The Texas Republican said President Obama’s three-year-old strategy has been hobbled by mismanagement and is completely inadequate to address the sophisticated recruiting onslaught by the Islamic State,
“We think there should be a better countering violent extremism effort, that there should be a lead agency tasked to handle that,” Mr. McCaul told The Washington Times Wednesday after a hearing on terrorism and social media.
He said DHS only has four full-time employees that focus on implementing the strategy, which is supposed to encourage “credible voices” in the community to counter the violent extremist siren call from terror groups. Those terror groups have been leaning heavily — and successfully — on social media tools to recruit and radicalize supporters online.
DHS is in the process of boosting training, analysis and information sharing with state and local agencies.
Lawmakers have grown increasingly concerned about the Islamic State’s “call to arms” to attack military installations or law enforcement officers. Those concerns spiked in the aftermath of Tuesday’s killing of Usaama Rahim by terror investigators who had him under surveillance, The investigators confronted him because he had bought knives and talked of an imminent attack on “boys in blue,” the FBI said Wednesday.
Mr. Rahim plotted for at least a week to attack police, the FBI said in a complaint against a family member who was arrested Tuesday, the day Mr. Rahim was shot to death. On Wednesday, the relative, David Wright, was ordered held on a charge of conspiracy with intent to obstruct a federal investigation.
The FBI said Mr. Rahim, who had previously discussed beheadings, bought three fighting knives and a sharpener on or before May 26 and he told Mr. Wright on Tuesday he would begin trying to randomly kill police officers.
At the Capitol Hill hearing, U.S. law enforcement officials told lawmakers that the growing use of encrypted communications and private messaging by supporters of the Islamic State group is complicating efforts to monitor terror suspects and extremists, U.S. law enforcement officials said Wednesday.

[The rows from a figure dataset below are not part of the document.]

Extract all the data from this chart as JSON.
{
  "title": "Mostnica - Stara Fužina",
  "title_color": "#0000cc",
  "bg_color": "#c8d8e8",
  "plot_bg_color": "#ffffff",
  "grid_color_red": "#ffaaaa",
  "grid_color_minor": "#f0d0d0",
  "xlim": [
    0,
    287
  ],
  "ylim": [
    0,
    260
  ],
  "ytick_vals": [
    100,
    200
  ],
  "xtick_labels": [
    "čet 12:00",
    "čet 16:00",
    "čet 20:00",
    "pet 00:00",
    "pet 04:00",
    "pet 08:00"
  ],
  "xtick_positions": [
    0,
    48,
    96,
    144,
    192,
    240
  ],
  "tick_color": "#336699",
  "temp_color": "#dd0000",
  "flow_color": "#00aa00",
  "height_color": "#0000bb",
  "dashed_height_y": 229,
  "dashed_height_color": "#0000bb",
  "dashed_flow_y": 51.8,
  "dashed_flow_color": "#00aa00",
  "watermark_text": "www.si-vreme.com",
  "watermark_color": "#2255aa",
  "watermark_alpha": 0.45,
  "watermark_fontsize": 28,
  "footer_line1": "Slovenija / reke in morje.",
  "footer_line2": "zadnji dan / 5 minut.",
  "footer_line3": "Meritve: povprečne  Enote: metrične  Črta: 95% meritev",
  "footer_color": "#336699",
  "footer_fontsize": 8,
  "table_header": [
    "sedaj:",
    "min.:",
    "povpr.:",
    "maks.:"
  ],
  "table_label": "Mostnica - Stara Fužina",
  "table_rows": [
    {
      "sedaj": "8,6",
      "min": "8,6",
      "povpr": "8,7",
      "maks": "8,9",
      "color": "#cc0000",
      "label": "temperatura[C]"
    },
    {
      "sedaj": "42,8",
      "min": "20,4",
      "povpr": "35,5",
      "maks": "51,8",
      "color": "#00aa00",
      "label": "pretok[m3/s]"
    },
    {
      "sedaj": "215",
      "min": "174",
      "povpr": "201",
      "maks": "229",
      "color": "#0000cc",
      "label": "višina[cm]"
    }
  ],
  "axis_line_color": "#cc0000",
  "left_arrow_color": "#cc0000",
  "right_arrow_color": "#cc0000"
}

The officials said that even as thousands of Islamic State group followers around the world share public communications on Twitter, some are exploiting social media platforms that allow them to shield their messages from law enforcement.
“There are 200-plus social media companies. Some of these companies build their business model around end-to-end encryption,” said Michael Steinbach, head of the FBI’s counterterrorism division. “There is no ability currently for us to see that” communication, he said.
Asked later in the hearing if he thought the technology companies were being unhelpful, Mr. Steinbach replied, “The companies have built a product that doesn’t allow them to help.”
He said he was concerned that evolving technologies were outpacing laws that allow law enforcement to intercept communications by suspects.
Through that online propaganda and covert communication, the Islamic State “has essentially created a terror franchise,” said Rep. John Ratcliffe, Texas Republican.
This year, the Islamic State has published more than 1,700 pieces of terrorist propaganda, which includes videos, pictorial reports and magazines, said National Counterterrorism Center Deputy Director John Mulligan said.
Some of that propaganda has motivated numerous individuals to join the Islamic State’s battle to gain control of Iraq and Syria. To date, at least 3,700 Westerners have traveled — or attempted to travel — to that battlefield to support the terrorist group and more than 180 of those Westerners have been U.S. citizens, said Francis Taylor, under secretary of the Department of Homeland Security’s Office of Intelligence and Analysis.
The FBI has this year arrested a spattering of Islamic State supporters who were plotting large-scale attacks on military facilities that sometimes included taking hostages and using a car bomb to kill a large number of officers.
• This story is based in part on wire service dispatches.